Pabrik Nestle di Haxby Road, York, sendiri mempekerjakan sekitar 2.000 orang dan menjadi pusat produksi berbagai produk cokelat serta permen terkenal. Senior organiser GMB North East, Deanne Ferguson, mengatakan dampak PHK di York akan sangat besar karena sedikitnya 120 pekerja terdampak.
Ia menyoroti bahwa pabrik tersebut bukan hanya tempat kerja biasa, tetapi telah menjadi bagian dari sejarah banyak keluarga selama beberapa generasi. “Kami memiliki orang-orang yang ayahnya, kakeknya, anak laki-lakinya, hingga anak perempuannya bekerja di lokasi ini,” ujarnya, sebagaimana dikutip dari BBC, Jumat, 24 April 2026.
Ia menambahkan bahwa para pekerja Nestle yang selama ini memproduksi berbagai makanan favorit masyarakat Inggris telah bertahun-tahun menghadapi ketidakpastian kerja. Serikat pekerja pun menyatakan akan terus berkoordinasi dengan anggota dan perusahaan untuk meminimalkan dampak PHK tersebut.
Sementara itu, pihak Nestle menyatakan proses masih berlangsung dan perusahaan akan mengedepankan komunikasi dengan para pekerja terdampak. Perusahaan juga menegaskan bahwa setiap perubahan akan terlebih dahulu disampaikan kepada pihak yang terdampak langsung.
“Setiap perubahan yang diusulkan akan selalu terlebih dahulu disampaikan kepada mereka yang terdampak dan kami belum memiliki pembaruan lebih lanjut saat ini.”
Tak hanya di Inggris, Nestle juga dikabarkan berpotensi memangkas sekitar 180 pekerjaan di Prancis. Sebagian besar posisi yang terdampak berasal dari divisi pendukung operasional serta riset dan pengembangan (R&D).
Langkah ini disebut sebagai bagian dari rencana PHK yang lebih luas yang diumumkan sejak Oktober lalu. Meski demikian, secara bisnis, Nestle justru mencatat hasil kuartal pertama yang melampaui ekspektasi pasar.
Perusahaan tetap mempertahankan proyeksi tahunan meskipun menghadapi dampak perang Iran yang memicu risiko kenaikan biaya energi dan logistik. Selain itu, Nestle juga masih berupaya memperbaiki performa bisnisnya di pasar China yang dinilai cukup menantang.

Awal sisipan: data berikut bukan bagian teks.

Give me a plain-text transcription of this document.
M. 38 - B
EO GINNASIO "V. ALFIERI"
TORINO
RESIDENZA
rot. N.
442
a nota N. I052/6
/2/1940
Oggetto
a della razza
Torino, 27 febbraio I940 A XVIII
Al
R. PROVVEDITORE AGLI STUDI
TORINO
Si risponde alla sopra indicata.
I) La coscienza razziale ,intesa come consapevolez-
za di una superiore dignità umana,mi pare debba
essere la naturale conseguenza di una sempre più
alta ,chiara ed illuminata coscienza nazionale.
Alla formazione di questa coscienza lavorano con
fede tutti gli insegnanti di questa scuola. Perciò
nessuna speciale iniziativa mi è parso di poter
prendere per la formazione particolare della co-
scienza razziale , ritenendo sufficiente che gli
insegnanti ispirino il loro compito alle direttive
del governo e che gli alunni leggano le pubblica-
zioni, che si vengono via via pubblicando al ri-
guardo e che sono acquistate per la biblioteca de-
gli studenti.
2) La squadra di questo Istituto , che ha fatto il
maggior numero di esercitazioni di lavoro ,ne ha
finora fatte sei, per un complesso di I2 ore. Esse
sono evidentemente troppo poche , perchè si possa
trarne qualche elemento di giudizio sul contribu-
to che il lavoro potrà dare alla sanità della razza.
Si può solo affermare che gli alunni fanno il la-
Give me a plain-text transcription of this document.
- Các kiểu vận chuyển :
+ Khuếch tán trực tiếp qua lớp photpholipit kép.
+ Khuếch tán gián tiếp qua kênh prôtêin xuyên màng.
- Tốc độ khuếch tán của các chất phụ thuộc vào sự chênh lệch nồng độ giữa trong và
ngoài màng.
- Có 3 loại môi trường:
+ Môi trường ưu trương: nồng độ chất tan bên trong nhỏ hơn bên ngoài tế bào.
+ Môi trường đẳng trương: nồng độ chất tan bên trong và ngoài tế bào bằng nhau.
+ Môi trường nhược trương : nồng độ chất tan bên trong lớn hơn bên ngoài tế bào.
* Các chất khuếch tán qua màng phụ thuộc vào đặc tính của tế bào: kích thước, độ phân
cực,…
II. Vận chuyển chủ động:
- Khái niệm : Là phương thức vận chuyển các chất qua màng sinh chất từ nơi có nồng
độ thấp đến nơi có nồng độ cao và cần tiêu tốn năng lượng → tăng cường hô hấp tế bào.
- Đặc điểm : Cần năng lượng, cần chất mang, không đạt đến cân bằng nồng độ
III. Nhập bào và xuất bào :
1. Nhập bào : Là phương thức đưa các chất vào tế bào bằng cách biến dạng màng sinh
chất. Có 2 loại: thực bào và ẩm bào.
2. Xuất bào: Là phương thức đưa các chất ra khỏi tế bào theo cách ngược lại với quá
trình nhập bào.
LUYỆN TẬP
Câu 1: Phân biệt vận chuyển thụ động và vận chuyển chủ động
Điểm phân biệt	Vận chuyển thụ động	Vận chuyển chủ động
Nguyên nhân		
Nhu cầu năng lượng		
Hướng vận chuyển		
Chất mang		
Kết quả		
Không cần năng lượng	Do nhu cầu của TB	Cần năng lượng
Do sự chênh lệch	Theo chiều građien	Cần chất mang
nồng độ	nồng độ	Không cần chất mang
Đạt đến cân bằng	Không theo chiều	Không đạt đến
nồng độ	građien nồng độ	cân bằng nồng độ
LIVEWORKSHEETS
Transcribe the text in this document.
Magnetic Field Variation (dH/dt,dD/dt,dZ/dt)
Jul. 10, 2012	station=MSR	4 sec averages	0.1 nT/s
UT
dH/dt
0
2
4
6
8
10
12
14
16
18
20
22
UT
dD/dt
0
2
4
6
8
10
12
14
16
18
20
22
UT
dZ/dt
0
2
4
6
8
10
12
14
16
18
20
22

Di Spanyol, situasi serupa juga terjadi. Nestle dilaporkan akan melakukan PHK terhadap hingga 301 karyawan atau lebih dari 7 persen total tenaga kerjanya yang mencapai lebih dari 4.000 orang.
Pemangkasan ini akan berdampak pada kantor pusat, tim penjualan, pusat distribusi, serta enam fasilitas produksi yang tersebar di Pontecesures, Sebares, La Penilla, Miajadas, Reus, dan Girona.
Perusahaan menyebut langkah tersebut merupakan bagian dari “rencana transformasi operasional” untuk menghadapi kenaikan biaya operasional, perubahan kebiasaan konsumen, serta pertumbuhan merek private label di sektor konsumsi massal.
Nestle juga menjelaskan bahwa PHK dilakukan agar perusahaan bisa menjadi lebih efisien melalui otomatisasi dan digitalisasi.
Serikat pekerja di Spanyol, termasuk CCOO, UGT, dan CSIF, menolak keras rencana tersebut. Mereka menilai PHK itu tidak dapat dibenarkan mengingat kondisi keuangan perusahaan masih sangat kuat.
Serikat menilai para pekerja tidak seharusnya menanggung beban utama dari keputusan korporasi yang didorong oleh pertimbangan finansial semata. Proses negosiasi dengan perwakilan pekerja dijadwalkan dimulai pada 6 Mei mendatang.